158 Clifton Place in Brooklyn, NY was passive house certified as retrofitted to the EnerPhit Standard, authorized by the Passive House Institute. Above, Dr. Wolfgang Feist, a founder of the standard, holds the certificate with PHIUS representative Sharon Gaber, at an event in Germany. Many thanks to the team that got the project over the threshold by just a point. It’s said to potentially be the oldest residential structure or wooden rowhouse in the U.S. to gain certification from the institute. The ways the residence has been heated and cooled over the eras has continued to change.
Passive House pre-test happened this week at 158 Clifton. David White, Grayson Jordan of Castrucci Architect, Jim Hartin and the crew of Blueline Construction looked to meet the Passive House Institute (PHI) tightness threshold; measured by the decisive Air Blower test. The retro-fit started over a couple of years back, with an 1887 wooden row house – “…in as bad of shape as I’ve ever seen”, related construction veteran Hartin. The project doubled down with an unlikely new building envelope – two thousand year old Redwood windows, Worcestershire Sauce wooden tank facade cladding, and the trampled planks of the Coney Island Boardwalk as a perforated rain screen on the back.
David White, attaching a space age Air Blower to the parlor window; and utilizing a pen sized smoke sensor and European Allen wrench, proceeded with the energy test . At the outset, the house hovered 40 CFM’s over the target, with certification numbers remaining out of reach throughout the day. But the team chipped away at the high leakage reading by sealing microscopic leaks in window and door seams, ducts, electrical penetrations and consequential but previously undetected spots of energy loss. Even if a score came up short, the process was witness to the value of certification. But the final result was pass.
Sawkill Lumber joined with Menck Windows at the North American Passive House Conference 2016. The intersection of reclaimed woods – a certifiable ‘passive’ forest product – and energy efficient windows, was a triple-pane window made with reclaimed Redwood (salvaged from dismantled vinegar tanks), supplied by Sawkill Lumber and manufactured at the Menck Windows facility in the U.S.; just three hrs north of NYC in Chicopee, MA. Thanks to Menck for their leap into the process and putting the salvaged wood through their state-of-the-art milling equipment. Their acceptance of what’s otherwise a clear ‘defect’ in the wood was certainly stretched on this one. A remarkably technical, beautiful and uber-sustainable window emerged. The first one was installed at a Brooklyn passive house on the opening day of the conference.

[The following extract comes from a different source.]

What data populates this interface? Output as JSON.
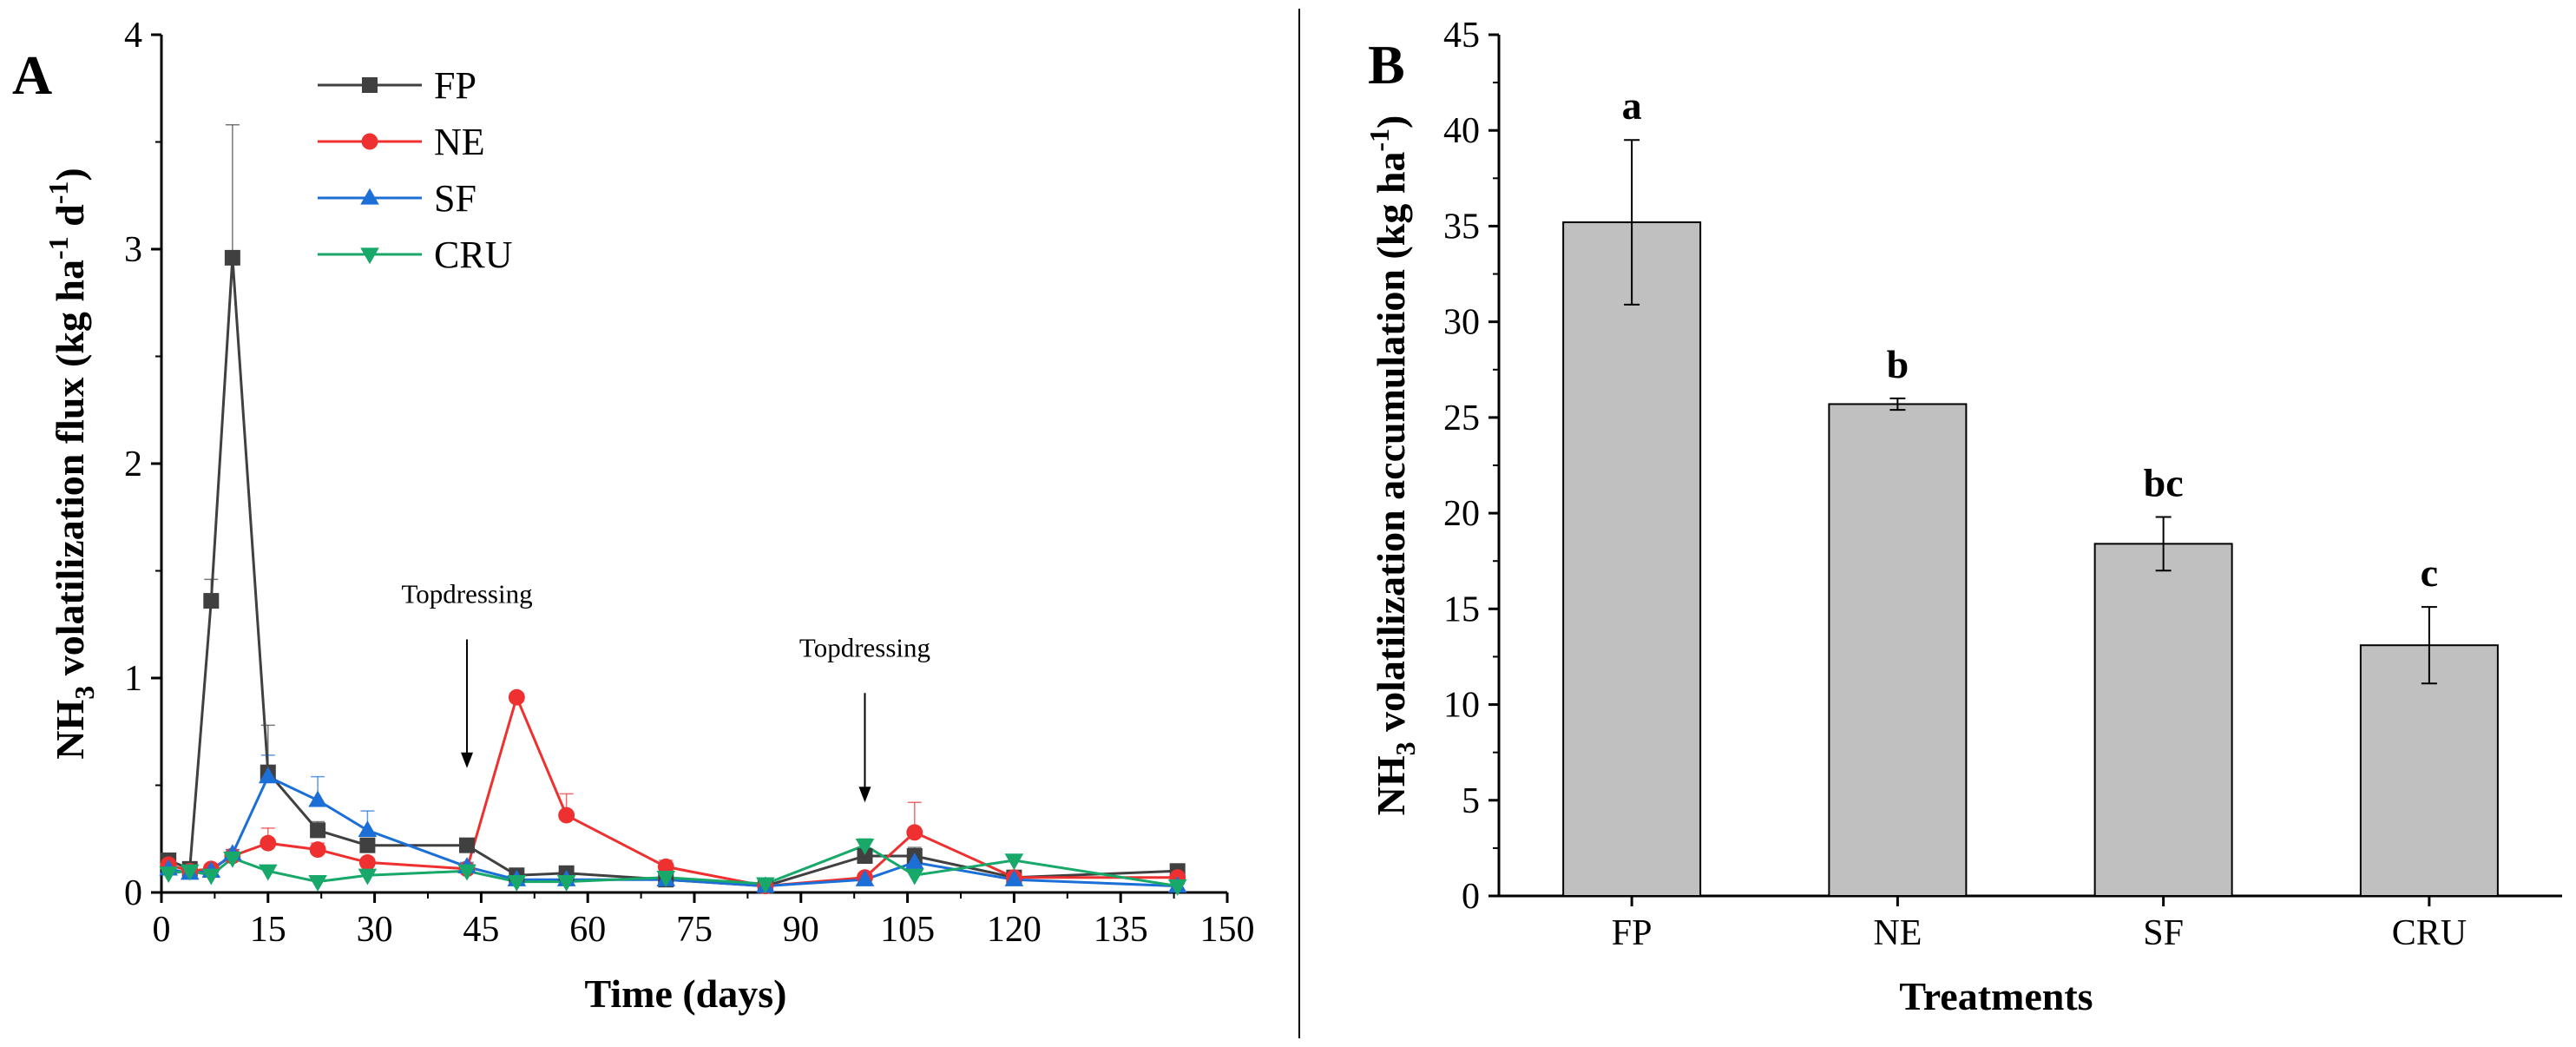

David White employs the ‘Duct Blaster’, checking for leaks in the ventilation system (installed by Alexander Sanchez of A C + H). The numbers were on target, with the the blaster – looking like something on loan from NASA – registering under 5% leakage.
Turning wine into windows. Klaas Armster inspects the reclaimed wine tank Redwood at Strout Millwork that is being prepared for the Passive House windows by Menck.
The stair rail was an original detail of the house that remained, with floors, walls and other interior work replaced over the eras. But an old hand rail may be the closest we’ll get to shaking hands with every former resident of the house. A rebuilt staircase by Blueline Construction will use rustic Pine treads and risers, reclaimed Oak and Hickory spindles.